In dit verband heeft de Raad van State in zijn advies gewezen op het arrest van het Hof van Justitie van de Europese Gemeenschappen in de zaak Lord Bruce of Donington1. In dit arrest heeft het Hof verklaard dat het gemeenschapsrecht verbiedt nationale belasting te heffen over de bedragen die, in de vorm van een forfait, door het Europese Parlement uit de gemeenschapsmiddelen aan zijn leden worden betaald als vergoeding van reisen verblijfkosten, tenzij overeenkomstig het gemeenschapsrecht wordt aangetoond dat die forfaitaire vergoeding gedeeltelijk een bezoldiging vormt. De Raad concludeert dat hoewel het wetsvoorstel geen betrekking heeft op de onkostenvergoeding, de inhouding op het bedrag van de schadeloosstelling de facto wel hetzelfde effect heeft als een verlaging van de onkostenvergoeding. Dit doet bij de Raad de vraag rijzen of de in het wetsvoorstel gekozen constructie niet evenzeer in strijd is met het gemeenschapsrecht.

In het arrest heeft het Europese Hof de vraag beantwoord of het gemeenschapsrecht belet dat de uit gemeenschapsmiddelen aan leden van het Europees Parlement betaalde onkostenvergoedingen door de lidstaten aan inkomstenbelasting worden onderworpen. Het Hof overwoog daartoe dat bij gebreke van enige bepaling waarin voor de parlementsleden in een belastingvrijstelling wordt voorzien, de lidstaten gerechtigd zijn eventuele inkomsten van de leden uit de uitoefening van hun mandaat te belasten. Het gemeenschapsrecht legt bij het vaststellen van de belastingvoorschriften echter beperkingen op. Deze beperkingen vloeien voort uit de verplichting voor lidstaten de vervulling van de taak van de Gemeenschap te vergemakkelijken en om zich te onthouden van alle maatregelen die de verwezenlijking van de doelstellingen van het Verdrag in gevaar kunnen brengen. Indien een nationale belasting op het geheel van de ontvangen vergoedingen zou worden geheven en dus ook over het gedeelte dat nodig is om de daadwerkelijke uitgaven te dekken, zou dit een belemmering vormen voor de bewegingsvrijheid van de leden van het Europees Parlement. Die zouden dan een deel van hun reis zelf moeten bekostigen. Het is, aldus het arrest, aan het Europees Parlement om te beslissen welke werkzaamheden en reizen van een parlementslid noodzakelijk of nuttig zijn in de uitoefening van zijn functie en welke de daaraan verbonden noodzakelijke of nuttige kosten zijn.

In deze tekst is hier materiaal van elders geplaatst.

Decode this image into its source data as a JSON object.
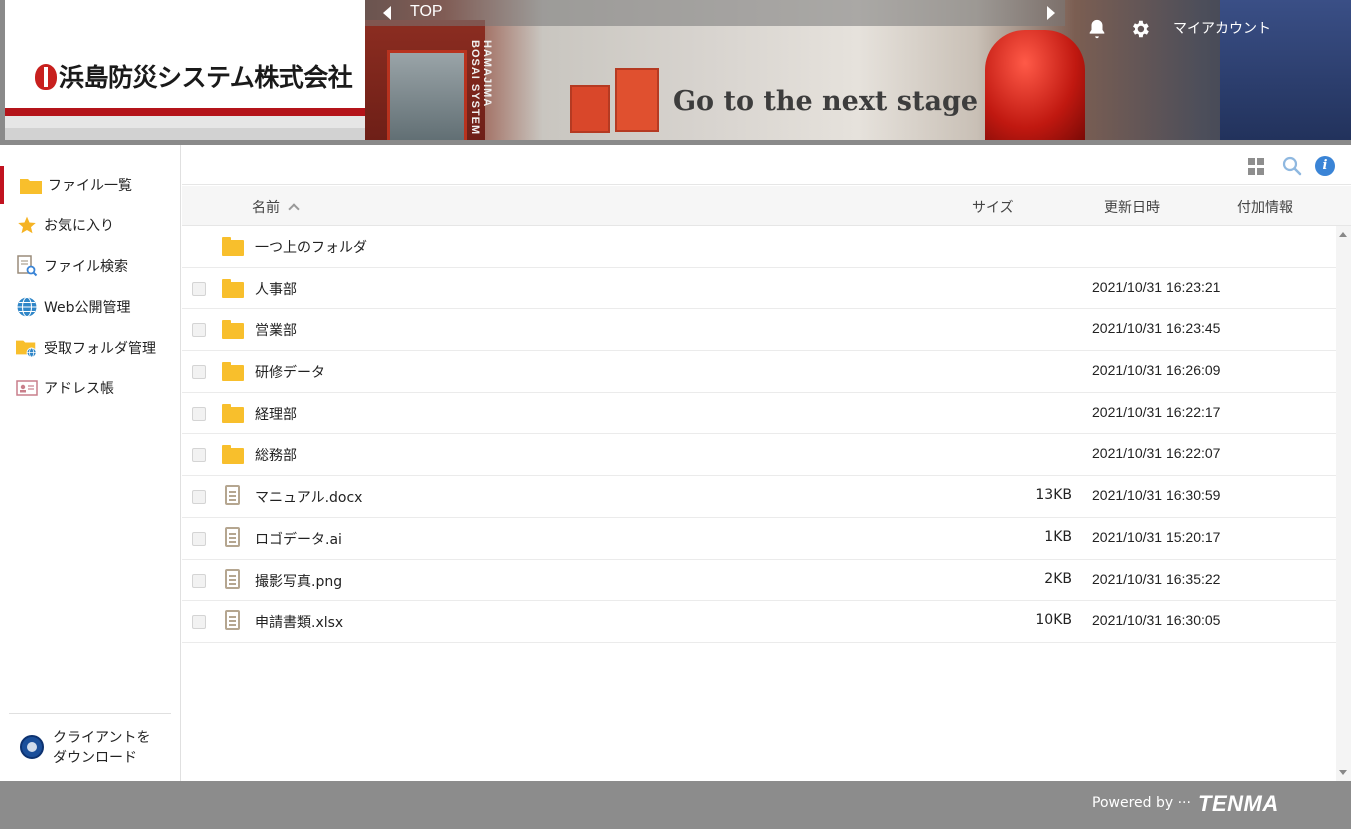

Het wetsvoorstel voorziet in een doorwerking van de wijziging naar de leden van het Europees Parlement waarbij wordt uitgegaan van een gelijk effect op de inkomenspositie. Ten aanzien van de leden van de Tweede Kamer en de Eerste Kamer wordt de beoogde neutraliteit voor het directe netto-inkomen bewerkstelligd door een verlaging van onkostenvergoedingen. Ten aanzien van de leden van het Europees Parlement wordt het inkomensneutrale effect gerealiseerd door een inhouding op het bruto-inkomen. Niet valt in te zien waarom dat zou betekenen dat de onkostenvergoedingen van leden van het Europees Parlement worden onderworpen aan een belasting of heffing dan wel dat anderszins de bewegingsvrijheid van die leden of de uitoefening van hun functie wordt beïnvloed. Van schending van gemeenschapsrecht of inbreuk op bevoegdheden van het Europees Parlement is dan ook geen sprake.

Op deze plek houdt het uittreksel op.